I cleared off my kitchen table and set out a large sheet of clear plastic Renny had brought along for the base of the project. We were to construct a Doric temple, if we could ever get the cat out of the room, something we finally managed by setting an opened can of tuna on the porch. I was directed to begin with thin sticks of bamboo. Renny instructed me, but the anxiety of ruining the project made me sweat. I never did anything right, why had I assumed I could help him?
“Terrific,” Renny kept telling me whenever I was able to connect the bamboo with thin wire. “Excellent.”
All the same, it looked like a temple of bones when I’d finished what was supposed to be the framework. “Are you sure this is right?” I peered at the blueprints. Sixty percent of Renny’s grade would be based on this project.
“It’s just the skeleton,” he assured me. “We’ll do the rest next time.”
We ordered a pizza delivered, then locked the kitchen to keep Giselle from knocking over the temple. I had the fan on, but with it or without it, the clicking inside my head had grown quieter.
“When it’s done, I’m giving the temple to Iris,” Renny told me. “I planned it out at the beginning of the summer.”
“Really,” I said. I had the shivers; this could lead someplace dark.

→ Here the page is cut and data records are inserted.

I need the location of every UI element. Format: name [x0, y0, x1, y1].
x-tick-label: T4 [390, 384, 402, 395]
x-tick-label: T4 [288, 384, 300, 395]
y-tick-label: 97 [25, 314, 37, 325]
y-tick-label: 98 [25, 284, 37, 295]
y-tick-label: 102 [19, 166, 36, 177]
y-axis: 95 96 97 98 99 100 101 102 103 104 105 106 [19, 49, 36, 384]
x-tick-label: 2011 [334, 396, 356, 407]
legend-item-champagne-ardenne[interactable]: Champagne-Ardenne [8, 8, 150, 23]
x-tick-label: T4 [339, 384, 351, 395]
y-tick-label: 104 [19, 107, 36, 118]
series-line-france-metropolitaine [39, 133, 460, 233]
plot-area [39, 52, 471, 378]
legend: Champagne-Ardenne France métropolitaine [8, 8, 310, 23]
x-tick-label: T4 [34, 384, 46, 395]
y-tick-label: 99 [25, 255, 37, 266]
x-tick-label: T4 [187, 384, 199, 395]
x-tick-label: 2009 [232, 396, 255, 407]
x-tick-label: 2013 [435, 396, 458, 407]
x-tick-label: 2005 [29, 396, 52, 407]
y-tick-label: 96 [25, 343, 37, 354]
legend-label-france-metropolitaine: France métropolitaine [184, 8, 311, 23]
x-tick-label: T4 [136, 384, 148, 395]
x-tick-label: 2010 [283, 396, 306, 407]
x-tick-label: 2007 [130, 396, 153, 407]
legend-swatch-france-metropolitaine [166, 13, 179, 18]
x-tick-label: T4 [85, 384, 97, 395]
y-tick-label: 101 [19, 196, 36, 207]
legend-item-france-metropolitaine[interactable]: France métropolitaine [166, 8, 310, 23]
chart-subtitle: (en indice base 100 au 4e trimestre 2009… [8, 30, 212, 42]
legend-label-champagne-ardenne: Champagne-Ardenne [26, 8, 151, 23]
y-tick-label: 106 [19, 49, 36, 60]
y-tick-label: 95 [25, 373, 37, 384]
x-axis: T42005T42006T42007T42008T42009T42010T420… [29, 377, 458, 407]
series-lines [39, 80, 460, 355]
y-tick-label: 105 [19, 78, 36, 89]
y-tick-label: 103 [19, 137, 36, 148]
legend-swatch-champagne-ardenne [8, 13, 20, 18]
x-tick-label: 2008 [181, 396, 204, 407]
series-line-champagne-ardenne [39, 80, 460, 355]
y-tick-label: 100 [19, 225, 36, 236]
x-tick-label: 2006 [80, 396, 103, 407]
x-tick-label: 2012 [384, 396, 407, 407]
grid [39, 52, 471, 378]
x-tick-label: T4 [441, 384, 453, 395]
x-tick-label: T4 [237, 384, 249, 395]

Did Iris even know he existed?
Renny opened his wallet and shook out a small gold charm imprinted with the shape of Iris’s namesake. It was sad and beautiful and tiny in his huge gloved hand.
“I had this made up by the jeweler at the Smithfield Mall. We’ll hang it over the doorway. I’ll bet no one ever made something like this for her.”
“Renny.” Obsession or love, or both? He could read my pity and my doubt.
“You think I’m an idiot. You think I have no chance at all.”
“I’m not sure I think anyone has a chance,” I admitted.
When the pizza was delivered, Renny paid, treating me to dinner as a thank-you for all my handiwork. When he handed over the cash, the delivery guy stared at Renny’s gloves — wary, I suppose, that Renny had some communicable disease.
“He’s an idiot,” I said of the deliveryman when he had gone. “Pay no attention.”
Renny put the gold charm back into his wallet; it took him a long time to do so, he was clumsy and careful both. Usually, I didn’t notice Renny’s gloves any more than I noticed Giselle’s paws. I noticed now. I thought of Iris McGinnis, without a care, leading the life of a college student, not thinking of dark love, gold tokens, Doric temples.
I could feel a change in the air pressure; I leaned out the door and called for the cat. Giselle raced inside and trotted to a corner. She ignored our dinner on the coffee table. Not typical. She had caught something again. Little feet. Gray shadow.
“Is that thing alive?” Renny asked.
“She kills whatever she can get her fangs into.” I apologized for Giselle. “It’s her nature.”
Renny went to the corner and battled the cat for this second mole. She sank her teeth into his glove. “God, she’s vicious. Drop it!” he commanded.
The cat wasn’t about to take orders, so Renny grabbed her by the neck and gave her a little shake. I suppose Giselle was mortified — I treated her like an equal — she growled and let go, then stalked away, hissing. “Murderess,” I called after her. My pet, my dear. I was getting attached to her. I worried when she wouldn’t come in at night; I waited anxiously in the yard until she sauntered up in her own good time. She’d stare me down. Then rub herself against my legs. I’d begun to buy cream for her. Bad sign. No attachments, that was my motto. None at all.
“He’s got teeth marks in him.” Renny had picked up the mole.